Now, I've never been one to treat my car as a person. I don't have a name for it, I don't talk to it, I don't dress it up with bumper stickers or other stuff. It's a car, and I want it to do one thing and one thing only: Reliably get me where I want to go. And, as anyone who has an Acura knows, its cars achieve that wonderfully.
On to the key points: the toys. On the 2003 trip, our car did have a very early version of built-in navigation. While it had great detail in cities, there were other small areas -- like, say, Montana -- where it had virtually nothing except U.S. interstates and routes. Nowadays, the nav is far superior, with strong detail pretty much across the board. I recently bought an updated DVD for the nav, so we should be pretty current.

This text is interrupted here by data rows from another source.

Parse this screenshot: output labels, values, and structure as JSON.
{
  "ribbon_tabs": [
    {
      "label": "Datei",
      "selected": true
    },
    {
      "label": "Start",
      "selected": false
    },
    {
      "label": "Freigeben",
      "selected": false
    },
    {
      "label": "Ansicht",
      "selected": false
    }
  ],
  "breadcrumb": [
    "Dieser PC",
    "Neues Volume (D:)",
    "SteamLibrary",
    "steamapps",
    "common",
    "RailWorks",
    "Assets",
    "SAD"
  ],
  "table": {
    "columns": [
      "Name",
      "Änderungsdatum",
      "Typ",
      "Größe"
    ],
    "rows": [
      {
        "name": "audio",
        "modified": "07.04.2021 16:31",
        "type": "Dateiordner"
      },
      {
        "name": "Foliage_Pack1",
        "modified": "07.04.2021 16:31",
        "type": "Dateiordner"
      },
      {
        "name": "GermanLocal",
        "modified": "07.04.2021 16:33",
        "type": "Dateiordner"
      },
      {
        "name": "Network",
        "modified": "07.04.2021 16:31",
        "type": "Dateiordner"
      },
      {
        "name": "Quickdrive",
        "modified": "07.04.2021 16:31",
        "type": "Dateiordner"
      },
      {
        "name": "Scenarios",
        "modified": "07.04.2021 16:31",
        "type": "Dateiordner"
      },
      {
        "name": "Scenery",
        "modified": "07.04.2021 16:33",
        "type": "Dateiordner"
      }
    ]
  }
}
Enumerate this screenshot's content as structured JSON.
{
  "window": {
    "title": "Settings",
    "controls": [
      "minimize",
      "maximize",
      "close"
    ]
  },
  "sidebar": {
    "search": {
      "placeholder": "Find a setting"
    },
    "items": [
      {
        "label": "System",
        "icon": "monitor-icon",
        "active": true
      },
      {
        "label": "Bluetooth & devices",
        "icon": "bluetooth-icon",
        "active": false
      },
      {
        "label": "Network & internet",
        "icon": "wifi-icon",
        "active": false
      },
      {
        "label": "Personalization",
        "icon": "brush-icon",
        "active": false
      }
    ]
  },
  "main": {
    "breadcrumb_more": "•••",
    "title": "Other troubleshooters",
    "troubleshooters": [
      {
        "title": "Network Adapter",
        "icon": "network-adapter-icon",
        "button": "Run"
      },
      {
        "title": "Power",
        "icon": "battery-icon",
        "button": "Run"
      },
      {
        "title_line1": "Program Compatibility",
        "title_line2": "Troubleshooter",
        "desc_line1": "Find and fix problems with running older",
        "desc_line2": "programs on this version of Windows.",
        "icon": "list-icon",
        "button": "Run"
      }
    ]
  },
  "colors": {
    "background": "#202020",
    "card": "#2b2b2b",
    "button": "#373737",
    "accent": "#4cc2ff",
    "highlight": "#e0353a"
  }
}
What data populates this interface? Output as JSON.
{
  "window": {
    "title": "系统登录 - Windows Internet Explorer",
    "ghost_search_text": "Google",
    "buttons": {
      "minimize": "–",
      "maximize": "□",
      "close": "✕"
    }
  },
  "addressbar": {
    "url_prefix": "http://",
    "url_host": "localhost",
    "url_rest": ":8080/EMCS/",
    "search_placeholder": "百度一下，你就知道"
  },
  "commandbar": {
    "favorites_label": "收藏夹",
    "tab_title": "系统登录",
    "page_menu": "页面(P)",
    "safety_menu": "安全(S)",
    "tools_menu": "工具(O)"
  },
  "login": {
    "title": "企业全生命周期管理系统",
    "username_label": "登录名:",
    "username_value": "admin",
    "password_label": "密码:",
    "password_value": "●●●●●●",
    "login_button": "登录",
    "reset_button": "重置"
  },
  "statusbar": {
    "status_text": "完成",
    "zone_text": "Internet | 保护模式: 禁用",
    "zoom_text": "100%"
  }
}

We also have Bluetooth, a great invention that allows us to talk on the phone and broadcast the conversation to the whole car without ever touching the phone. Just think about it: There was once a day where a passenger had to suffer the boredom of listening to one end of someone else's phone conversation. We've now replaced that with the excruciating experience of having to hear both ends. Ah, technology.
Another major step forward: We now have XM Radio. On the first trip, you could drive through entire states and not be able to pick up a decent radio station (unless you like religious programming). We had a CD player, of course, and used that 90 percent of the time.
But maybe the biggest improvement is the built-in iPod connector we now have. In 2003, we brought like 100 CDs, but our six-CD player was in the trunk, so changing music was very, very hard. Fast forward to today, and we'll be bringing all 10,000 of our songs on a device smaller than my wallet. Amazing.
The car also has a back-up camera, which comes in handy at home, where a beagle has sometimes been known to wander behind our cars in the driveway. This probably will have less use on this trip, but you never know.
To close the traveler profiles, let's bow our heads in memory of the car we used on the 2003 trip, which we traded in about two years after our return. Its current whereabouts are unknown, but we thank it for doing such a great job back in '03, even if Joan kept calling it my "grandpa car."